Auf diese Weise entstand wieder Hoffnung, genesen zu können von den erlebten Erschütterungen, den Psychosen, den Depressionen. Für alle war es ein langer Weg, für die meisten ist er nicht zu Ende. Einige stecken auch weiterhin in krisenhaften Situationen. Doch alle geben ihrer Hoffnung Ausdruck, dass sie genesen können, und berichten von den Erfahrungen, die ihre Hoffnung begründen. Darin erweist sich "Die Hoffnung trägt" geradezu als ein Lehrbuch für Professionelle, die hier aus erster Hand nachvollziehen können, was das Erleben in wahnhaften Zuständen bedeutet, dass dies Erleben nicht unbedingt zufällig geschieht, sondern oft – im Nachhinein – eingeordnet wird in die eigene Geschichte, die der Familie, der besonderen Umstände.
Dies macht einen wesentlichen Teil von Recovery aus, spürt man doch beim Lesen, dass das unbegreifliche Geschehen einen Sinn bekommt für die Betroffenen. Viele der Geschichten berühren mich dort, wo ich Parallelen im eigenen Leben erkenne. Ich, der vorgeblich Normale, ohne Psychiatrieerfahrung, aber doch mit Krisenerfahrung und mit Erlebnissen, die nur schwer einzuordnen waren. Wie wäre mein Leben verlaufen, wenn ich damals irgendeine Diagnose bekommen hätte, möglicherweise mit dem Hinweis, das sei unheilbar?
So trete ich in einen inneren Dialog mit jeder Autorin, jedem Autor, der durch die Bilder von Werner Krüper noch persönlicher wird. Es ist die Stärke dieses schönen Bandes, dass Bilder und Texte harmonieren. Am Beginn jeder Geschichte steht ein Bild desjenigen/derjenigen, der/die die Geschichte erzählt. Krüper ist es gelungen, das Erzählte durch seine Porträts zu untermalen, Erzählerinnen und Erzähler in einer sehr persönlichen Weise einzuführen. Und zwar auch dann, wenn diese unter Pseudonym scheiben und deswegen ihre Gesichter nicht abgebildet werden.
So darf ich 25 sehr persönlichen, geradezu intimen Momenten folgen, in denen alle Höhen und Tiefen menschlichen Daseins offenbar werden, die Schrecken des Psychiatriebetriebs und die Ignoranz seiner Mitarbeiterinnen und Mitarbeiter ebenso wie das Gegenteil: Impulse, die eben jene Mitarbeiterinnen und Mitarbeiter setzten und die schließlich auf den Weg zu Recovery führten. Über Freundschaften, die zerbrachen, und solche, die über alle Krisen hinwegtrugen. Über das selbstzerstörerische Wirken der Erschütterung und die heilsamen, oft sehr kleinen Schritte zur Selbstannahme.

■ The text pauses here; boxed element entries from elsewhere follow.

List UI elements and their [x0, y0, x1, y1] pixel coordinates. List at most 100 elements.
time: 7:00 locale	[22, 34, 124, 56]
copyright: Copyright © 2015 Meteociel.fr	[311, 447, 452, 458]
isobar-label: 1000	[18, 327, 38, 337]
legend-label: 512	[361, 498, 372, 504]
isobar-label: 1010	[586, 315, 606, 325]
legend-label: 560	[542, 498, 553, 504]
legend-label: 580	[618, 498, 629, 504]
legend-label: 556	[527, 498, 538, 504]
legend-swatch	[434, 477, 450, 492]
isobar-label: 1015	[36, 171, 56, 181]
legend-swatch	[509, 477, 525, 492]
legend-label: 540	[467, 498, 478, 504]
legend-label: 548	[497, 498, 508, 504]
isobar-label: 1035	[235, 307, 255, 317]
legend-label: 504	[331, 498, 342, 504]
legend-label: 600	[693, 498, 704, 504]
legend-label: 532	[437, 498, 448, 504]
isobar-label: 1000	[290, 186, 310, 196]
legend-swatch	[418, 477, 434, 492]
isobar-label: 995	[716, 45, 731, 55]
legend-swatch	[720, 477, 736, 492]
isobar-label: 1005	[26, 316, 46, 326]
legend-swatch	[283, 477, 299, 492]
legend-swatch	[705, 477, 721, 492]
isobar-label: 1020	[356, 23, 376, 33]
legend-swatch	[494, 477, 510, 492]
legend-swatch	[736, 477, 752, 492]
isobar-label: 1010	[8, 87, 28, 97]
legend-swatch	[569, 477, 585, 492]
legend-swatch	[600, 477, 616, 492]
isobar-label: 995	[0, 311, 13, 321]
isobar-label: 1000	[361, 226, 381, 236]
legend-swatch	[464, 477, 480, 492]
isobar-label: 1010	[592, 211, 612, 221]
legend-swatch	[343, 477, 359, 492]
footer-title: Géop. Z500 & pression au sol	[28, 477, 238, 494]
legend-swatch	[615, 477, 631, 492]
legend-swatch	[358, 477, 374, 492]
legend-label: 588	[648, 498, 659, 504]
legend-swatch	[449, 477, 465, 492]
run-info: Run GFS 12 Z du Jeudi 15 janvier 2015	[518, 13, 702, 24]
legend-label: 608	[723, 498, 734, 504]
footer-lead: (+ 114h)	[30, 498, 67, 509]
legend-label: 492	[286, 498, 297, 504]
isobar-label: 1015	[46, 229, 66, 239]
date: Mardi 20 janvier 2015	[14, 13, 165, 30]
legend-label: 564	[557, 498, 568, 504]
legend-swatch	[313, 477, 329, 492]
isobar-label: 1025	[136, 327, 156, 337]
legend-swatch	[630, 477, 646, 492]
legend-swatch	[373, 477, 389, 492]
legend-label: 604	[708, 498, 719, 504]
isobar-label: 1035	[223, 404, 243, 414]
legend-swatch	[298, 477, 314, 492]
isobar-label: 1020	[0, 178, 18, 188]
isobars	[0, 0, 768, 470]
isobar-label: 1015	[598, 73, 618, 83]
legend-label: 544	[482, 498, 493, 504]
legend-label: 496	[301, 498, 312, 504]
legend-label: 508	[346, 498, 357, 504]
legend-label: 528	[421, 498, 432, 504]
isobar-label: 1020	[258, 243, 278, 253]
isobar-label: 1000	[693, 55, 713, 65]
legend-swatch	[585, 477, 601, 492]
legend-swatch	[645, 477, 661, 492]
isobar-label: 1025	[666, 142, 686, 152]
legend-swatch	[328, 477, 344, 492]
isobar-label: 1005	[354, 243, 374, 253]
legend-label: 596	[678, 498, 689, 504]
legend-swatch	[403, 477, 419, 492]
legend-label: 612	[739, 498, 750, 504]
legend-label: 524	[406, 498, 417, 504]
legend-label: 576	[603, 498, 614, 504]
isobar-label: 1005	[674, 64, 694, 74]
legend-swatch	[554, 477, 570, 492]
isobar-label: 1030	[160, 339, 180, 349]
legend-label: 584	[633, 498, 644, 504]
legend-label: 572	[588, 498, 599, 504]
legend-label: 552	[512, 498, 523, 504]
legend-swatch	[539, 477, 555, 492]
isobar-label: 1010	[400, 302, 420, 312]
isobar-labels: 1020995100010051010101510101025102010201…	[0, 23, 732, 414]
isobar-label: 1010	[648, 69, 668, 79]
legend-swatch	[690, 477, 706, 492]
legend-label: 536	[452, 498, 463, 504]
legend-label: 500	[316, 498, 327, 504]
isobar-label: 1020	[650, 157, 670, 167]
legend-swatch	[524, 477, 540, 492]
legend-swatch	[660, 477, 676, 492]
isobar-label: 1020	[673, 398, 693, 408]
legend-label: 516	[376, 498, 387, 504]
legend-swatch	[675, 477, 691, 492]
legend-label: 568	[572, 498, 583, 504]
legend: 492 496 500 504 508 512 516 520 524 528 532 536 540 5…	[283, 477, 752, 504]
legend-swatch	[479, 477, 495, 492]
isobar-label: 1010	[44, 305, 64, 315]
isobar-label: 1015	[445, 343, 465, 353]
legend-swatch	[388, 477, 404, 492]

Am Ende jeder Geschichte steht eine kurze Zusammenfassung dessen, was "bei meiner Recovery geholfen" hat, ein paar Spiegelstriche, die das für die Autorin, für den Autor Wesentliche des je eigenen Recoveryprozesses aufzählen.
Dies Buch macht Hoffnung, weil die Autorinnen und Autoren offen und schonungslos auch von den Tiefen berichten, von den Zeiten der Hoffnungslosigkeit. Dies Buch macht empathisch, weil die Geschichten die tiefe Menschlichkeit der Erzählerinnen und Erzähler aufzeigen – als Beispiel für die vielen noch nicht erzählten Geschichten, denen wir tagtäglich begegnen, als Professionelle, als Angehörige, als Betroffene, als Mitbürger.
Für wen also ist dies Buch geschrieben? Für jeden, der sich berühren lässt von den Geschichten, die das Leben schreibt. Für jede, die sich nicht hinter Diagnosen verschanzt, sondern im psychiatrieerfahrenen Gegenüber den Menschen, nicht die Krankheit, erkennt. Also für Sie, für mich, für den Chef, für die Kollegin, für den Freund … Ein wahres Geschenk, ein Schatzkästlein voller Kleinodien, die unser aller Beachtung verdienen.